The study released by AMCHA Initiative on Tuesday also investigates why this is happening. It examined the three disciplines that were responsible for sponsoring close to 90% of anti-Israel events – Ethnic, Gender and Middle East Studies. Data reveals that the greater the number of faculty boycotters in a department, the greater the number of outside BDS proponents brought to campus by that department and the greater the instances of students’ anti-Zionist expression and incidents of anti-Jewish hostility.

“Although the statistical association in previous studies between faculty boycotters and aggressive acts toward Jewish students is quite strong, it is not immediately evident why this is so,” wrote the researchers. “For unlike members of anti-Zionist student groups such as Students for Justice in Palestine, whose activities have directly resulted in incidents of anti-Jewish hostility, it is not obvious how the mere presence of faculty boycotters is associated with an increase in campus anti-Semitism. This new research strongly suggests that that at least some faculty who have signed petitions or statements in support of an academic boycott of Israel bring their anti-Israel sentiments and support for BDS to campus through their department’s sponsorship of pro-BDS events and those events increase the likelihood of resulting anti-Jewish hostility on campus.”

“The incredibly strong association of students’ anti-Zionist expression and acts of anti-Jewish hostility indicates a possible and dangerous chain reaction: BDS-supporting speaker-events incite anti-Zionist expression among students, which in turn increases the likelihood of anti-Jewish incidents,” note the researchers.

AMCHA’s researchers point out that the study’s findings demonstrate that “promoting an academic boycott of Israel is unlike any other social justice cause that a faculty member may choose to pursue. This is because by its very nature an academic boycott, if carried out, harms not only its intended target – in this case the academic institutions and scholars of Israel – it also directly and substantially harms students and faculty on U.S. campuses, violating their academic freedom. However, this study indicates that even advocating for a boycott of Israel as part of a department’s sponsorship of BDS-supporting speaker-events is significantly associated with acts that target Jewish students for harm, including assault, harassment, destruction of property, and suppression of speech.”

The researchers explain that they “are not suggesting that anti-Israel events or BDS speakers should be prohibited. Academic freedom makes them permissible. Indeed, we believe discourse, debate and dissent on the Middle East, the Israeli-Palestinian conflict and other issues certainly belong on the college campus.”

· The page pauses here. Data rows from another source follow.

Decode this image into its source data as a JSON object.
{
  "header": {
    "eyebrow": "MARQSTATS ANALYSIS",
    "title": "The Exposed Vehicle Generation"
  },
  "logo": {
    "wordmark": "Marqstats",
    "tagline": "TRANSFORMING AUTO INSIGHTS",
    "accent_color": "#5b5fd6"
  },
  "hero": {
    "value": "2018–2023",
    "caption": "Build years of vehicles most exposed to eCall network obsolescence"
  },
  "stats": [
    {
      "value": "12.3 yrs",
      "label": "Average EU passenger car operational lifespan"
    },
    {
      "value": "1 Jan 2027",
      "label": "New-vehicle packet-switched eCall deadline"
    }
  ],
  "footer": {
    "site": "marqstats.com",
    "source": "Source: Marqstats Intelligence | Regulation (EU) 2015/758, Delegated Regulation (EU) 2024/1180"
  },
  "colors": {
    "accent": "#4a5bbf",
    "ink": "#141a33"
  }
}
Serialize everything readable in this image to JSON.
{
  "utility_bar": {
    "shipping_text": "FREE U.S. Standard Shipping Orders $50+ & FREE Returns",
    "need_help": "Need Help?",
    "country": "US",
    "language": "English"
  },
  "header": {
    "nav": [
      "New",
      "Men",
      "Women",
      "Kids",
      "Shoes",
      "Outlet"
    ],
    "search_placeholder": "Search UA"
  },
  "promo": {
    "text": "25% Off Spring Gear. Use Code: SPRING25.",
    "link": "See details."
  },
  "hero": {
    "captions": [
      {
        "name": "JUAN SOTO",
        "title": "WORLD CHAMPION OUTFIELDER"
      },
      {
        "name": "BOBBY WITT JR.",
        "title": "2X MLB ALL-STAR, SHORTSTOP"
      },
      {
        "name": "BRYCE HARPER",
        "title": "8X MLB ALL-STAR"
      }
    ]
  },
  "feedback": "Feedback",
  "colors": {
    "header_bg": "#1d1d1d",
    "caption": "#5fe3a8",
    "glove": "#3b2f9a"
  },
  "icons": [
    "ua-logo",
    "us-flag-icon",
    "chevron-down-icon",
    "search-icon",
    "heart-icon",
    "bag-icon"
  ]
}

However, they “are concerned about the increasing trend for some academic disciplines or subdisciplines -- and consequently some entire college and university departments or programs -- to become politically corrupted, controlled by, and dedicated to anti-Zionist and anti-Israel beliefs. That trend has a corrosive impact on students and faculty and on the character of the education a campus can provide.” They hope these findings “will raise awareness about the harms that may result from the on-campus promotion or possible implementation of an academic boycott by individual faculty members and academic units, and that it will, in the very least, spark a conversation in academic senates and administrative offices about those harms and how to address them.”